Congratulations on your new (to you) rig. I bought an 06 Lariat FX4 recently and LOVE it.
That was some very sound and wise advice from whitetrashfab about the oil cooler and the screens.
BEFORE you rip into the rig, buy some VC-9 from ford (1 quart).
Remove the thermostat from the housing (its a little different than a regular one, push in up and turn to get it out) start the truck and add the VC-9. Get the truck to normal operating temperature, then drive it for 30 minutes (don't baby the rig on the drive).
Drain the radiator, pull lower hose and pull the plugs on the block, the one on the passenger side is above the starter and a royal pain to get out so most guys don't bother with it.
Put plug(s) back in, reconnect hose, refill degas bottle with distilled water. Do not use tap water. Once it is full, drive truck up to operating temps, drain, refill, drive, drain, refill, drive, drain....so on and so on...until the water drains out clean.
Ford used a coolant (Ford Gold) that contained silicates that will drop out of the coolant as time passes, creating a goo that plugs the oil cooler and the EGR coolers. Add to that the casting sand that leaches out of these engine blocks over time and leaving that stuff in there is just asking for disaster to strike.
Once you get all the Ford Gold coolant out, refill with a high quality ELC coolant and distilled water (after doing the EGR and oil cooler, of course). Seriously consider adding a coolant filtration system to catch the crap that is still in there, and will continue to leach out. I have a
coolant filtration system from Dieselsite.com, reasonable price and easy install.
The dash gauges are just short of idiot lights and not reliable. By the time they report an issue, severe damage has already happened.
Minimum gauges you should run on the 6.0 is Fuel pressure (anything under 45 will kill your injectors), oil pressure, trans temp (especially for a tow rig), engine oil temp, coolant temp, exhaust gas temp. Boost is more of a "fun to watch" gauge in these trucks. Monitor the EOT and ECT temps carefully, a 15 degree difference between the two point squarely at the oil cooler/egr cooler being plugged and need to be serviced. Ignore this at your own risk, as the head gaskets will go shortly after this.
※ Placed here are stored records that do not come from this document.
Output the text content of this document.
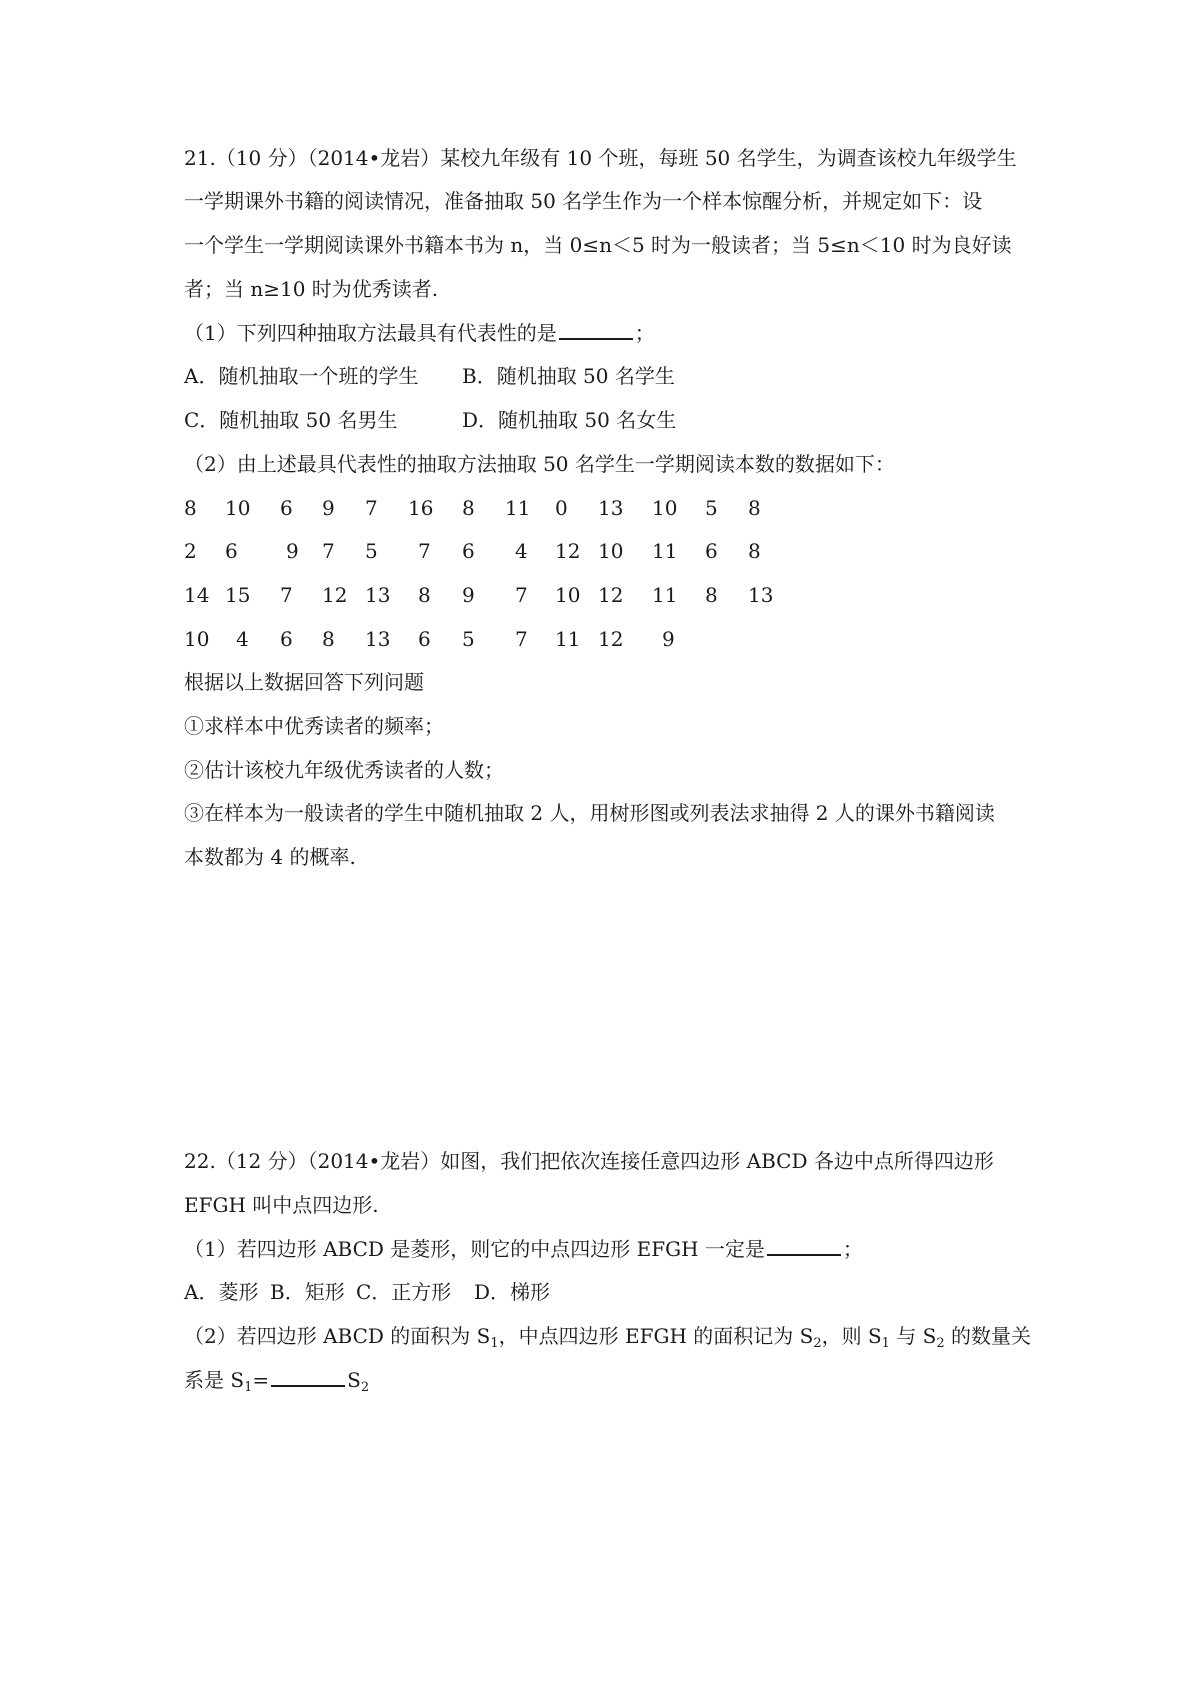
21.（10 分）（2014•龙岩）某校九年级有 10 个班，每班 50 名学生，为调查该校九年级学生
一学期课外书籍的阅读情况，准备抽取 50 名学生作为一个样本惊醒分析，并规定如下：设
一个学生一学期阅读课外书籍本书为 n，当 0≤n＜5 时为一般读者；当 5≤n＜10 时为良好读
者；当 n≥10 时为优秀读者.
（1）下列四种抽取方法最具有代表性的是	；
A．随机抽取一个班的学生 B．随机抽取 50 名学生
C．随机抽取 50 名男生	D．随机抽取 50 名女生
（2）由上述最具代表性的抽取方法抽取 50 名学生一学期阅读本数的数据如下：
8 10 6 9 7 16 8 11 0 13 10 5 8
2 6 9 7 5 7 6 4 12 10 11 6 8
14 15 7 12 13 8 9 7 10 12 11 8 13
10 4 6 8 13 6 5 7 11 12 9
根据以上数据回答下列问题
①求样本中优秀读者的频率；
②估计该校九年级优秀读者的人数；
③在样本为一般读者的学生中随机抽取 2 人，用树形图或列表法求抽得 2 人的课外书籍阅读
本数都为 4 的概率.
22.（12 分）（2014•龙岩）如图，我们把依次连接任意四边形 ABCD 各边中点所得四边形
EFGH 叫中点四边形.
（1）若四边形 ABCD 是菱形，则它的中点四边形 EFGH 一定是	；
A．菱形 B．矩形 C．正方形 D．梯形
（2）若四边形 ABCD 的面积为 $S_1$，中点四边形 EFGH 的面积记为 $S_2$，则 $S_1$ 与 $S_2$ 的数量关
系是 $S_1=$	$S_2$
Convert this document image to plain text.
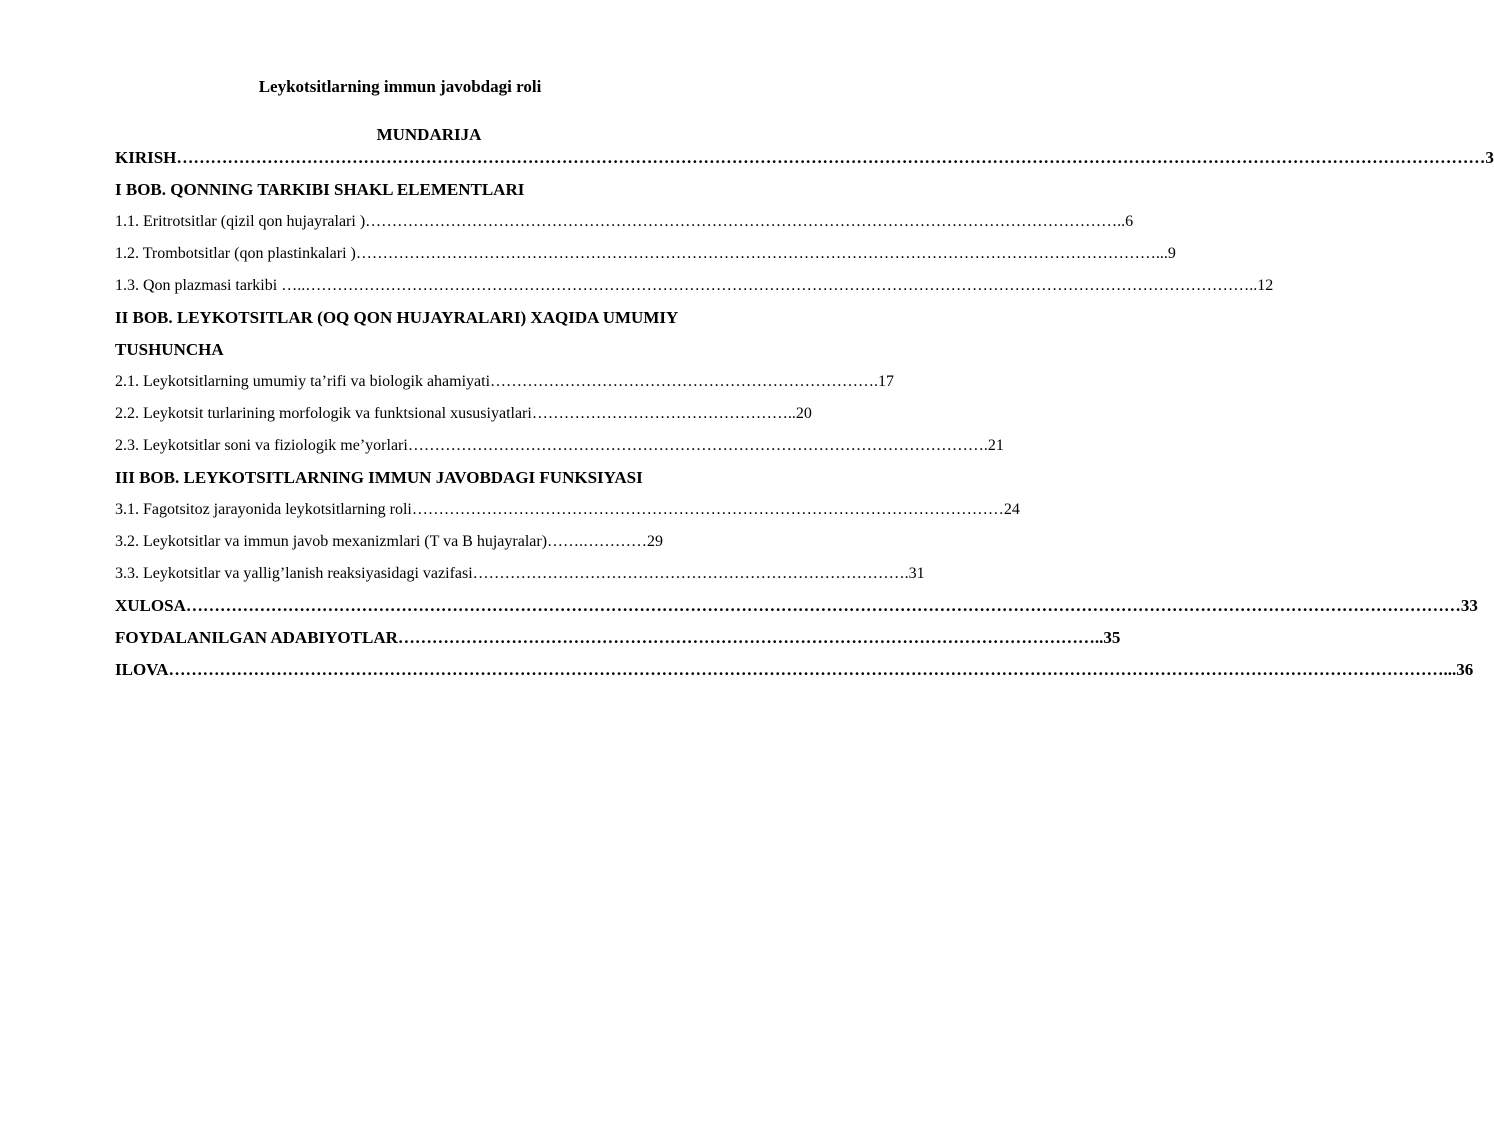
Leykotsitlarning immun javobdagi roli
MUNDARIJA
KIRISH……………………………………………………………………………………………………………………………………………………………………………………………………………3
I BOB. QONNING TARKIBI SHAKL ELEMENTLARI
1.1. Eritrotsitlar (qizil qon hujayralari )……………………………………………………………………………………………………………………………..6
1.2. Trombotsitlar (qon plastinkalari )……………………………………………………………………………………………………………………………………...9
1.3. Qon plazmasi tarkibi …..……………………………………………………………………………………………………………………………………………………………..12
II BOB. LEYKOTSITLAR (OQ QON HUJAYRALARI) XAQIDA UMUMIY
TUSHUNCHA
2.1. Leykotsitlarning umumiy ta’rifi va biologik ahamiyati……………………………………………………………….17
2.2. Leykotsit turlarining morfologik va funktsional xususiyatlari…………………………………………..20
2.3. Leykotsitlar soni va fiziologik me’yorlari……………………………………………………………………………………………….21
III BOB. LEYKOTSITLARNING IMMUN JAVOBDAGI FUNKSIYASI
3.1. Fagotsitoz jarayonida leykotsitlarning roli…………………………………………………………………………………………………24
3.2. Leykotsitlar va immun javob mexanizmlari (T va B hujayralar)…….…………29
3.3. Leykotsitlar va yallig’lanish reaksiyasidagi vazifasi……………………………………………………………………….31
XULOSA………………………………………………………………………………………………………………………………………………………………………………………………………33
FOYDALANILGAN ADABIYOTLAR……………………………………………………………………………………………………………..35
ILOVA………………………………………………………………………………………………………………………………………………………………………………………………………...36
I have an Edge Insight to watch my EOT, ECT, trans temp and I added the exhaust temp probe into the maniflod and have that connected to the Insight as well. The Insight is just a monitor, not a tuner. Then I added the manual gauges into a pod for fuel pressure, oil pressure and boost.
The oil cooler will always plug before you have EGR cooler issues because the goop in the coolant will plug the oil cooler passages along with the EGR passages. The EGR fails beacuse of the excessive heat that can not be dissipated by the cooler because the coolant passages are plugged.
If you have the $$$ and really want your engine to never have an EGR or oil cooler issue the
bulletproof diesel EGR/oil cooler package is awesome (CHA-CHING).
Stay away from ALL tuners until/unless you have replaced the head bolts with ARP studs and the gaskets with "black onyx." From all that I have read, you will just be flirting with disaster.
Alot of guys run the REV-X to keep injector "stiction" problems at bay. Hot Shots secret claims to do the same thing, but according to a forum I belong to, REV-X is far superior to HSS for this issue.
Check
this thread over at Powerstroke.org.
If you have no issues with the EGR now and will put off the delete for awhile, pull the EGR valve and give it a good cleaning. Heres a great writeup on that from a great site to bookmark. You will want to read alot about the 6.0 on it.
6.0 EGR valve cleaning @ Diesel Technician Society. I also recommend reading about the
turbo cleaning for if/when you have the turbo out of the truck.
When you pull the EGR valve, if it is wet in there (or looks like it was steam cleaned), you need to do the EGR/oil cooler now rather than later.
About fuel pressure: Ford has an updated regulator spring kit (part number 3C3Z-9T517-AG) that raises the fuel pressure from the typical 50 lbs @ idle to 60 lbs. Over time the spring will weaken and could result in the pressure going below the 45 lb threshold, resulting in injector damage.
Alot of guys are replacing the banjo bolts on the fuel line to head connection. The stock ones have 2 small holes and a check valve, they are swapping in the ones from the 6.4 (part# W302472, and 4 crush washers part# W303659) which have no check valve and 4 holes. This mod is supposed to give better fuel flow to the injectors.
Sorry for the looong post. Hope it helps you.